Tuesday, September 28, 2010

A Simple Hello

When I was a kid, after school and weekends were blank canvases to fill with imaginative ways to have fun. One of my favorite self-invented games was called Hi. Hi consisted of me walking around my neighborhood saying Hi to strangers, and keeping track of how many greeted me back. So as not to appear obvious in my intentions, I would discretely keep track with my fingers. My right hand would count those who responded positively - because I thought it was the ‘right’ thing for them to do – and the left hand counted those who snubbed me. Once a hand was full I would run home to my cardboard fort in the yard, and record my findings on a Scribble Pad: "5 hellos, 1 grouchy guy". Then I would eat a piece of candy and start over again, fueled by a sugar Hi.

Obviously, this was well before ‘don’t talk to strangers’ became the melancholy mantra of all parents, and my game would be frowned upon by the current generation. But it is one I still play today, intentional or not. And one I’ve mostly had great success with.

For a simple two-letter word, Hi carries a lot of power. It can begin a friendship, or end a fight. It can lift a spirit, or bury a hatchet. It can start a conversation, or end loneliness. It’s beautiful in its simplicity, requiring a minimal effort to make a memorable impact.

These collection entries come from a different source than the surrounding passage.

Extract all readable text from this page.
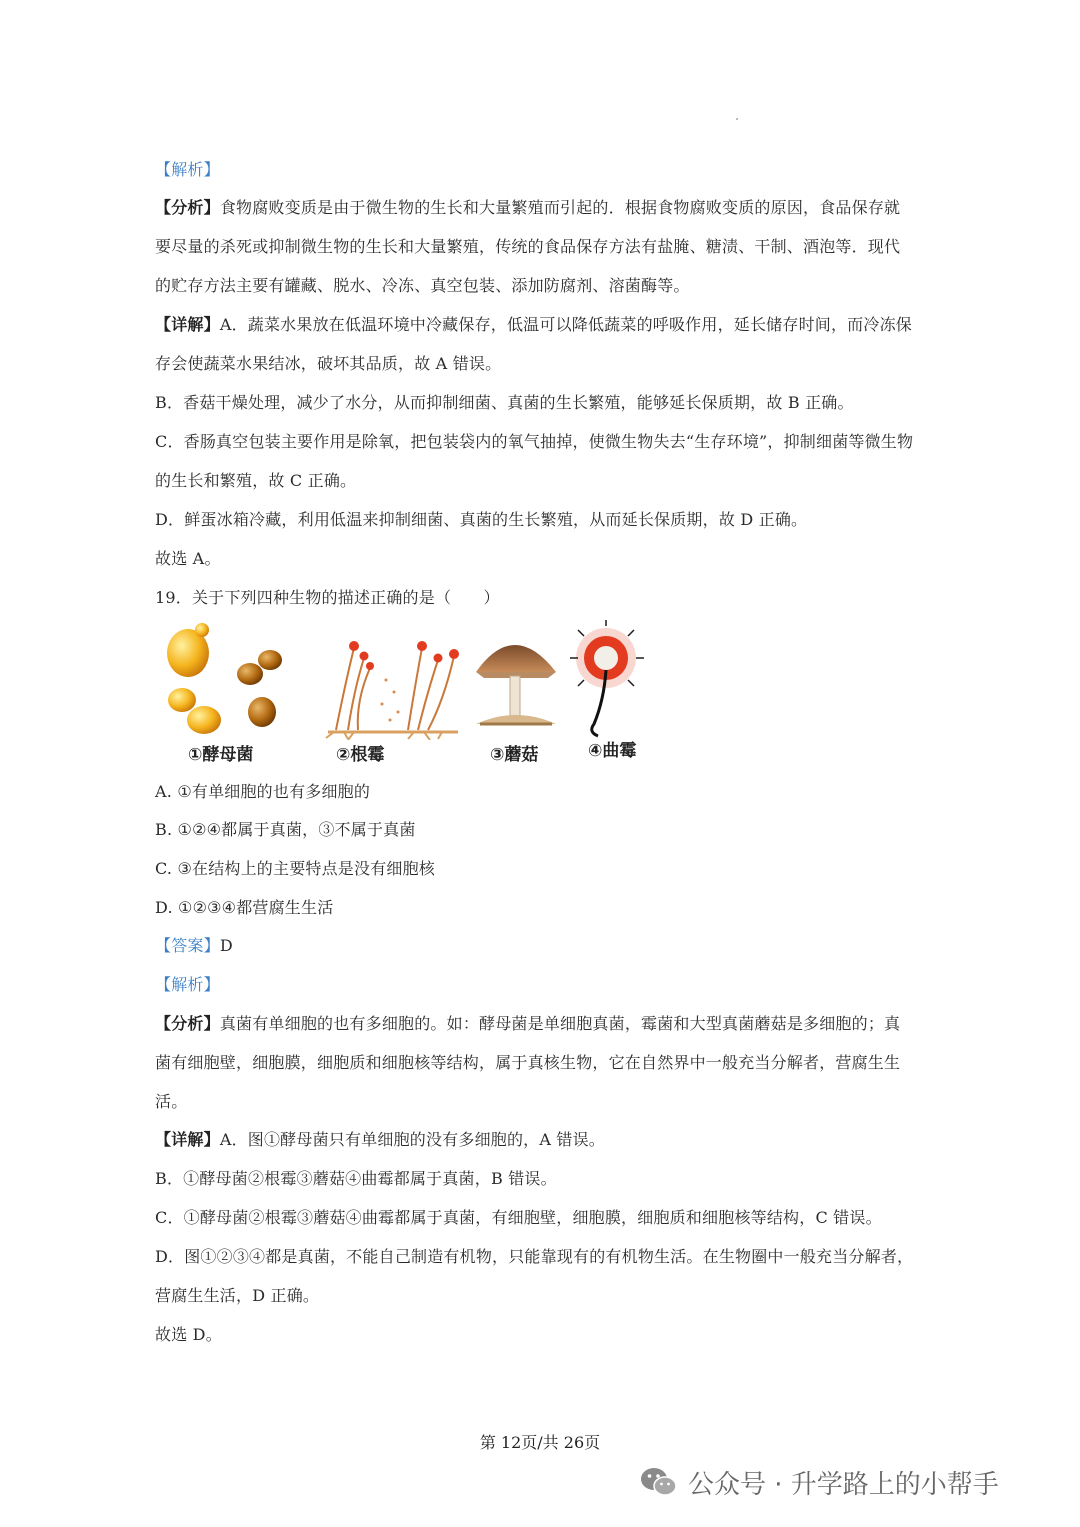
【解析】
【分析】食物腐败变质是由于微生物的生长和大量繁殖而引起的．根据食物腐败变质的原因，食品保存就
要尽量的杀死或抑制微生物的生长和大量繁殖，传统的食品保存方法有盐腌、糖渍、干制、酒泡等．现代
的贮存方法主要有罐藏、脱水、冷冻、真空包装、添加防腐剂、溶菌酶等。
【详解】A．蔬菜水果放在低温环境中冷藏保存，低温可以降低蔬菜的呼吸作用，延长储存时间，而冷冻保
存会使蔬菜水果结冰，破坏其品质，故 A 错误。
B．香菇干燥处理，减少了水分，从而抑制细菌、真菌的生长繁殖，能够延长保质期，故 B 正确。
C．香肠真空包装主要作用是除氧，把包装袋内的氧气抽掉，使微生物失去“生存环境”，抑制细菌等微生物
的生长和繁殖，故 C 正确。
D．鲜蛋冰箱冷藏，利用低温来抑制细菌、真菌的生长繁殖，从而延长保质期，故 D 正确。
故选 A。
19．关于下列四种生物的描述正确的是（　　）
①酵母菌	②根霉	③蘑菇	④曲霉
A. ①有单细胞的也有多细胞的
B. ①②④都属于真菌，③不属于真菌
C. ③在结构上的主要特点是没有细胞核
D. ①②③④都营腐生生活
【答案】D
【解析】
【分析】真菌有单细胞的也有多细胞的。如：酵母菌是单细胞真菌，霉菌和大型真菌蘑菇是多细胞的；真
菌有细胞壁，细胞膜，细胞质和细胞核等结构，属于真核生物，它在自然界中一般充当分解者，营腐生生
活。
【详解】A．图①酵母菌只有单细胞的没有多细胞的，A 错误。
B．①酵母菌②根霉③蘑菇④曲霉都属于真菌，B 错误。
C．①酵母菌②根霉③蘑菇④曲霉都属于真菌，有细胞壁，细胞膜，细胞质和细胞核等结构，C 错误。
D．图①②③④都是真菌，不能自己制造有机物，只能靠现有的有机物生活。在生物圈中一般充当分解者，
营腐生生活，D 正确。
故选 D。
第 12页/共 26页
公众号 · 升学路上的小帮手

My 19 years and counting career at the Boston Herald started with a simple hello extended to a first time attendee at a newspaper conference. Several years after we met, my friend was hired as Classified Ad Director at the Boston Herald, and recruited me to join him soon after.

As a member of the Wicked Running Club, sporting a club singlet at a race will attract as many hellos as there are fellow club members, reminding us that we are part of a greater group of friends; friends who support and encourage each other to achieve our individual goals.

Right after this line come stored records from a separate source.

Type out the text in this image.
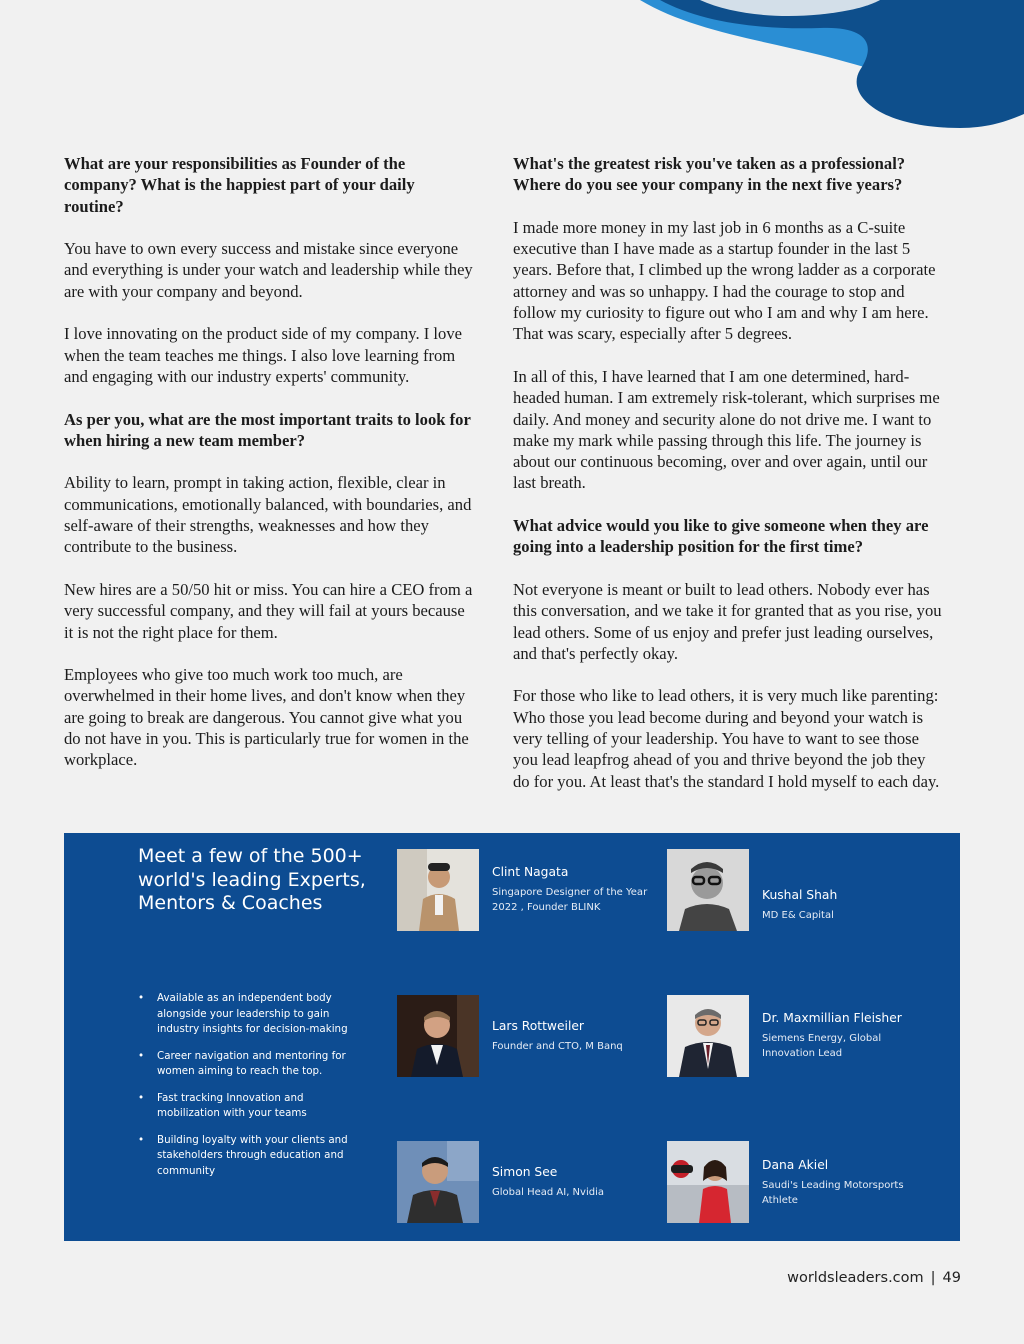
What are your responsibilities as Founder of the company? What is the happiest part of your daily routine?

You have to own every success and mistake since everyone and everything is under your watch and leadership while they are with your company and beyond.

I love innovating on the product side of my company. I love when the team teaches me things. I also love learning from and engaging with our industry experts' community.

As per you, what are the most important traits to look for when hiring a new team member?

Ability to learn, prompt in taking action, flexible, clear in communications, emotionally balanced, with boundaries, and self-aware of their strengths, weaknesses and how they contribute to the business.

New hires are a 50/50 hit or miss. You can hire a CEO from a very successful company, and they will fail at yours because it is not the right place for them.

Employees who give too much work too much, are overwhelmed in their home lives, and don't know when they are going to break are dangerous. You cannot give what you do not have in you. This is particularly true for women in the workplace.

What's the greatest risk you've taken as a professional? Where do you see your company in the next five years?

I made more money in my last job in 6 months as a C-suite executive than I have made as a startup founder in the last 5 years. Before that, I climbed up the wrong ladder as a corporate attorney and was so unhappy. I had the courage to stop and follow my curiosity to figure out who I am and why I am here. That was scary, especially after 5 degrees.

In all of this, I have learned that I am one determined, hard-headed human. I am extremely risk-tolerant, which surprises me daily. And money and security alone do not drive me. I want to make my mark while passing through this life. The journey is about our continuous becoming, over and over again, until our last breath.

What advice would you like to give someone when they are going into a leadership position for the first time?

Not everyone is meant or built to lead others. Nobody ever has this conversation, and we take it for granted that as you rise, you lead others. Some of us enjoy and prefer just leading ourselves, and that's perfectly okay.

For those who like to lead others, it is very much like parenting: Who those you lead become during and beyond your watch is very telling of your leadership. You have to want to see those you lead leapfrog ahead of you and thrive beyond the job they do for you. At least that's the standard I hold myself to each day.

Meet a few of the 500+ world's leading Experts, Mentors & Coaches
• Available as an independent body alongside your leadership to gain industry insights for decision-making
• Career navigation and mentoring for women aiming to reach the top.
• Fast tracking Innovation and mobilization with your teams
• Building loyalty with your clients and stakeholders through education and community
Clint Nagata
Singapore Designer of the Year 2022 , Founder BLINK
Kushal Shah
MD E& Capital
Lars Rottweiler
Founder and CTO, M Banq
Dr. Maxmillian Fleisher
Siemens Energy, Global Innovation Lead
Simon See
Global Head AI, Nvidia
Dana Akiel
Saudi's Leading Motorsports Athlete
worldsleaders.com | 49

And I once said hello to a woman sitting next to me on a plane as I flew solo to the Chicago Marathon in 2003, chatting feverishly about my upcoming race and the causes I was raising money for. As luck would have it, my fast friend turned out to be a New Balance representative and a major sponsor of the race, resulting in a huge shipment of New Balance sneakers delivered to the Boys & Girls Club of Greater Salem a few months later.

But as simple and innocent as Hi can be, I’ve found out the hard way that it can also raise undue suspicion when interpreted as an entry for evil intentions. Last winter as I finished a cold run with a friend on a Saturday morning, we saw a little boy at Forest River Park pulling his sled. "Hi!" I yelled instinctively, "How’s the sledding?" He allowed himself a quick glance out of the corner of his eye, and continued on with his head down, looking sullen and sad. My running partner, who works at a Salem school, turned to me and said matter-of-factly "Don’t you know you’re not suppose to talk to children you don’t know?" "Of course I know that," I said awkwardly, recalling the innocence of my childhood Hi game, and sadly realizing how different the world is for today’s kids.

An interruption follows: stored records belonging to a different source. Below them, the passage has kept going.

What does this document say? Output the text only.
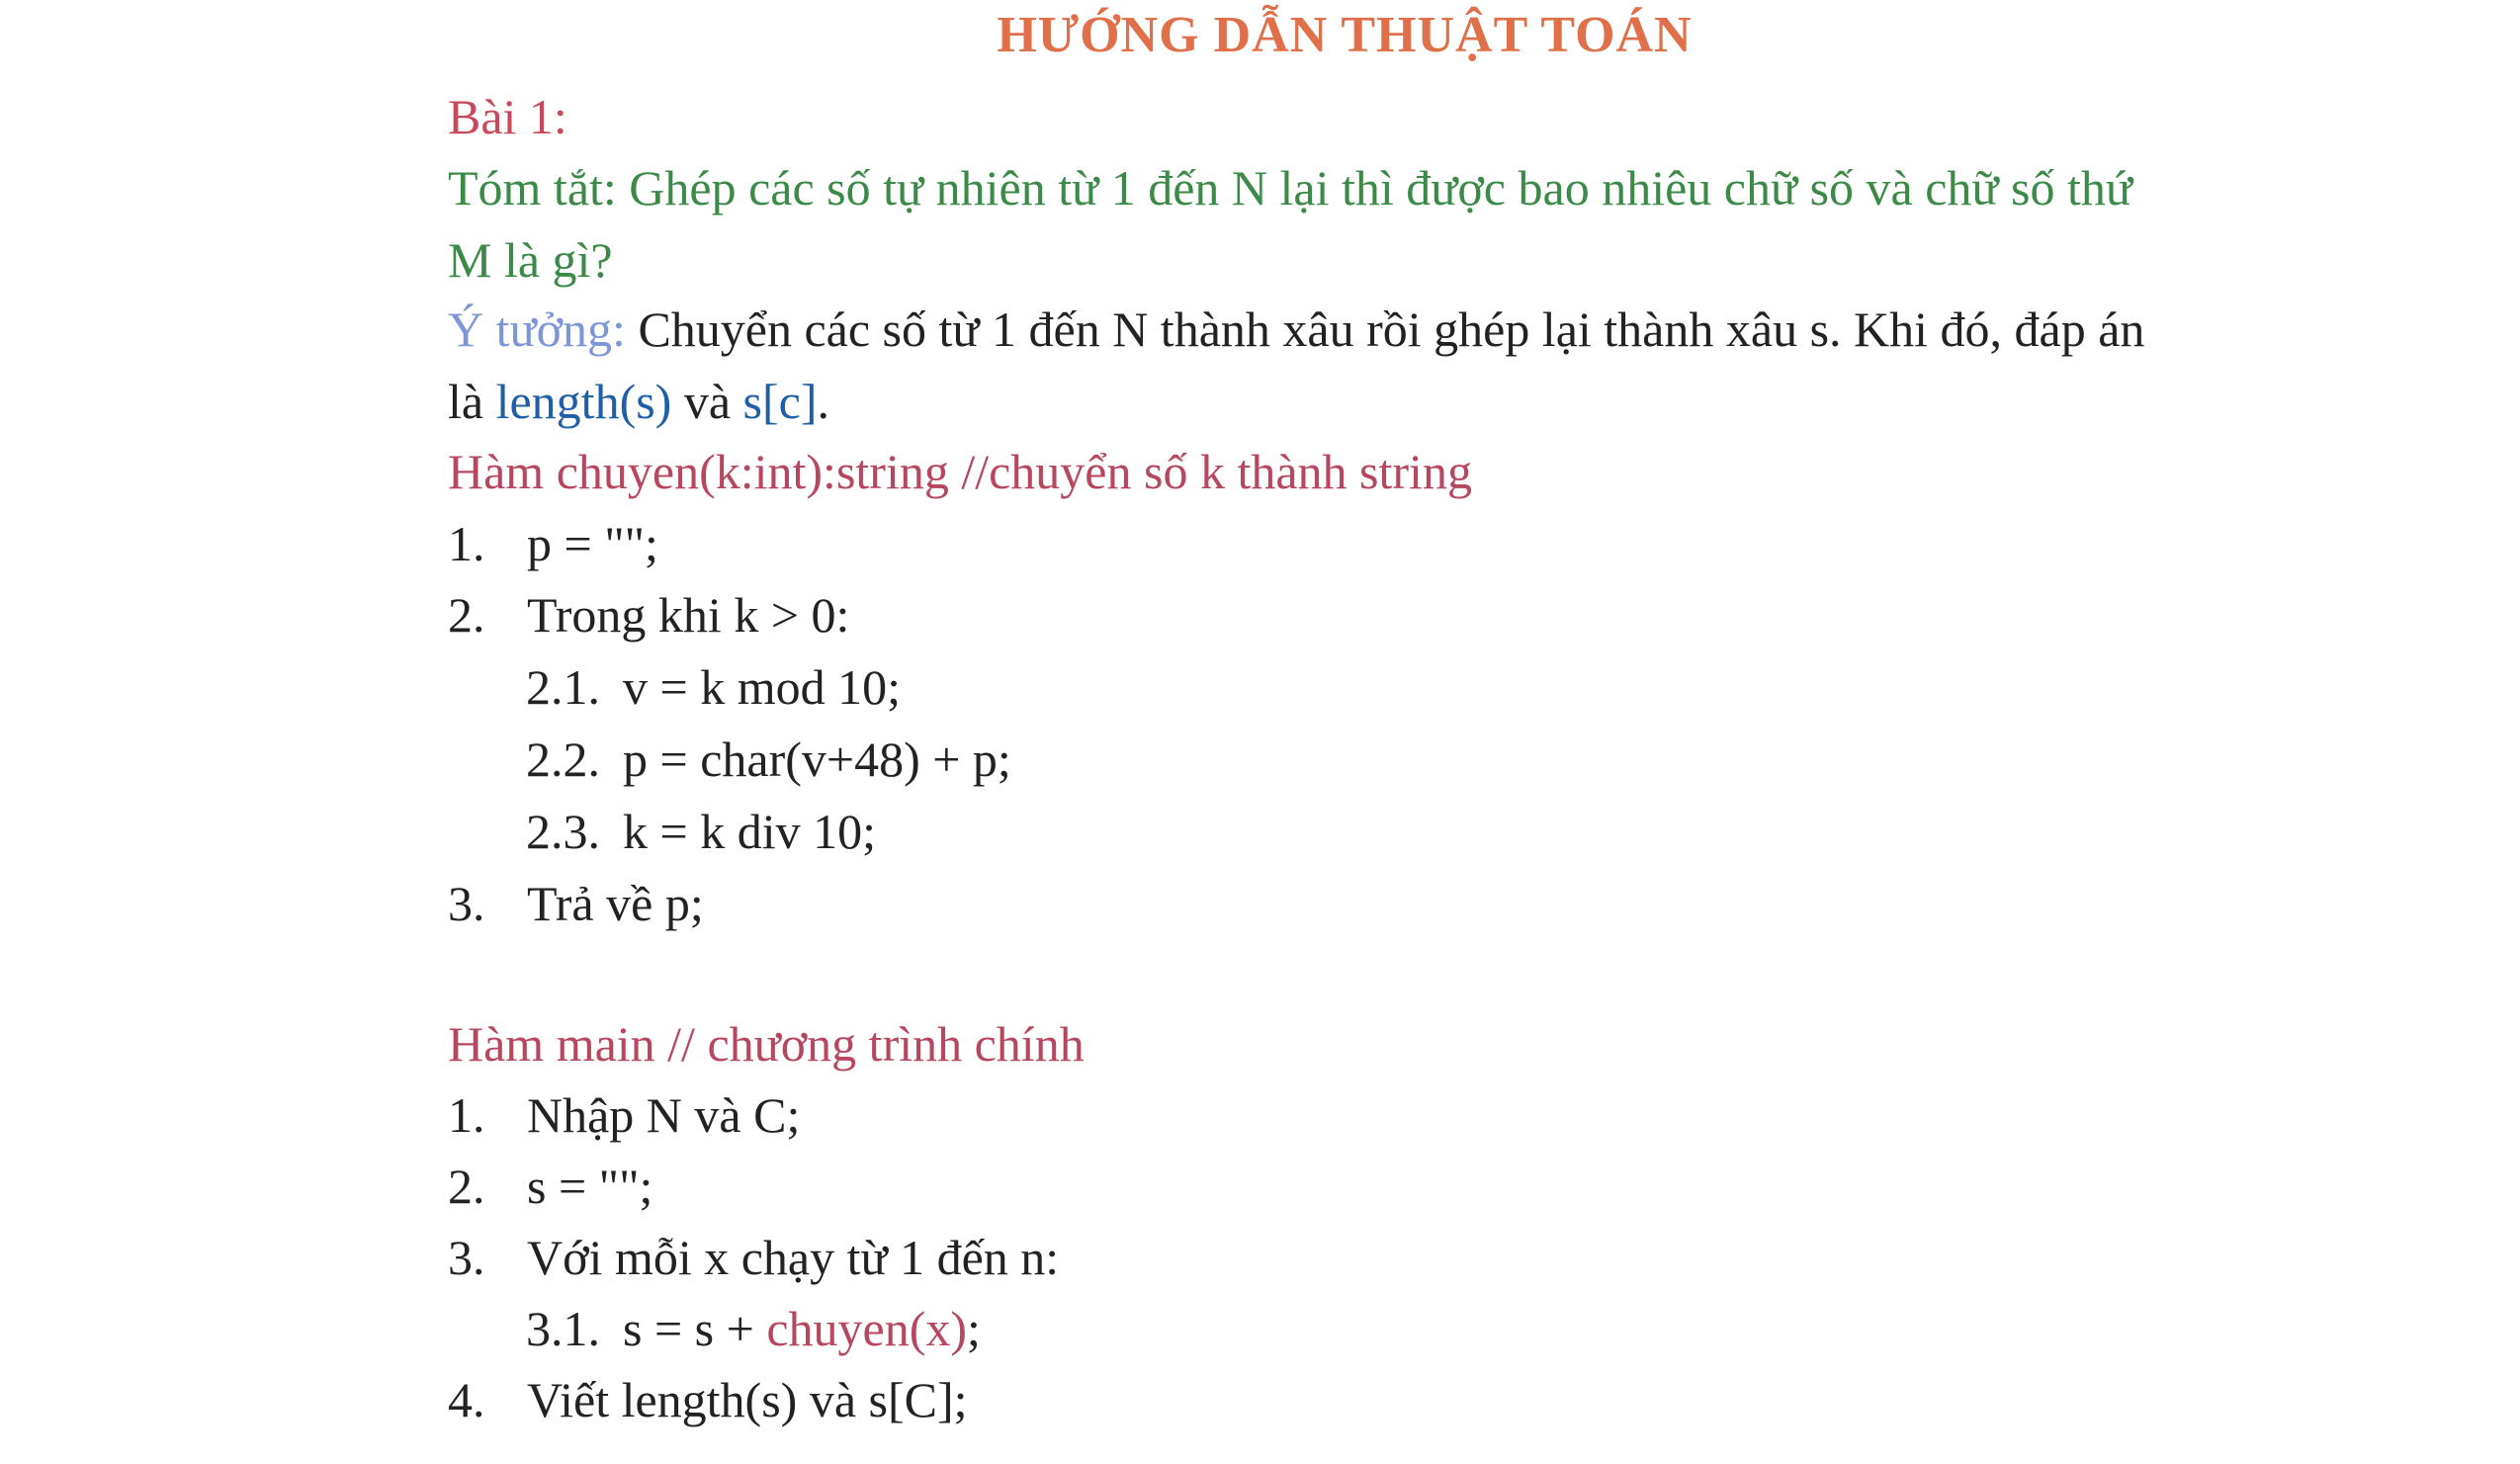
HƯỚNG DẪN THUẬT TOÁN
Bài 1:
Tóm tắt: Ghép các số tự nhiên từ 1 đến N lại thì được bao nhiêu chữ số và chữ số thứ
M là gì?
Ý tưởng: Chuyển các số từ 1 đến N thành xâu rồi ghép lại thành xâu s. Khi đó, đáp án
là length(s) và s[c].
Hàm chuyen(k:int):string //chuyển số k thành string
1. p = "";
2. Trong khi k > 0:
2.1. v = k mod 10;
2.2. p = char(v+48) + p;
2.3. k = k div 10;
3. Trả về p;
Hàm main // chương trình chính
1. Nhập N và C;
2. s = "";
3. Với mỗi x chạy từ 1 đến n:
3.1. s = s + chuyen(x);
4. Viết length(s) và s[C];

But one of the funniest Hi gone wrong stories I’ve heard was from my friend Lisa who, while boating with a friend, pulled into an unfamiliar cove where boaters were enjoying a leisurely afternoon. As they cruised around looking for a mooring, Lisa smiled and waved enthusiastically to her floating friends, only to find herself being waved over by the Harbormaster for some questioning. Apparently he had received several complaints about an unfamiliar and suspiciously friendly female boater, who they feared was ‘casing the cove’. So much for the myth of the implied boating bond.

Not one to be easily discouraged, I still say hello to strangers, but my approach has become more subtle, usually just a smile accompanied by a silent head nod. "5 hellos, 1 grouchy guy" I note to myself as I exit a local coffee shop, reminding me that while some things have changed, other things have remained the same.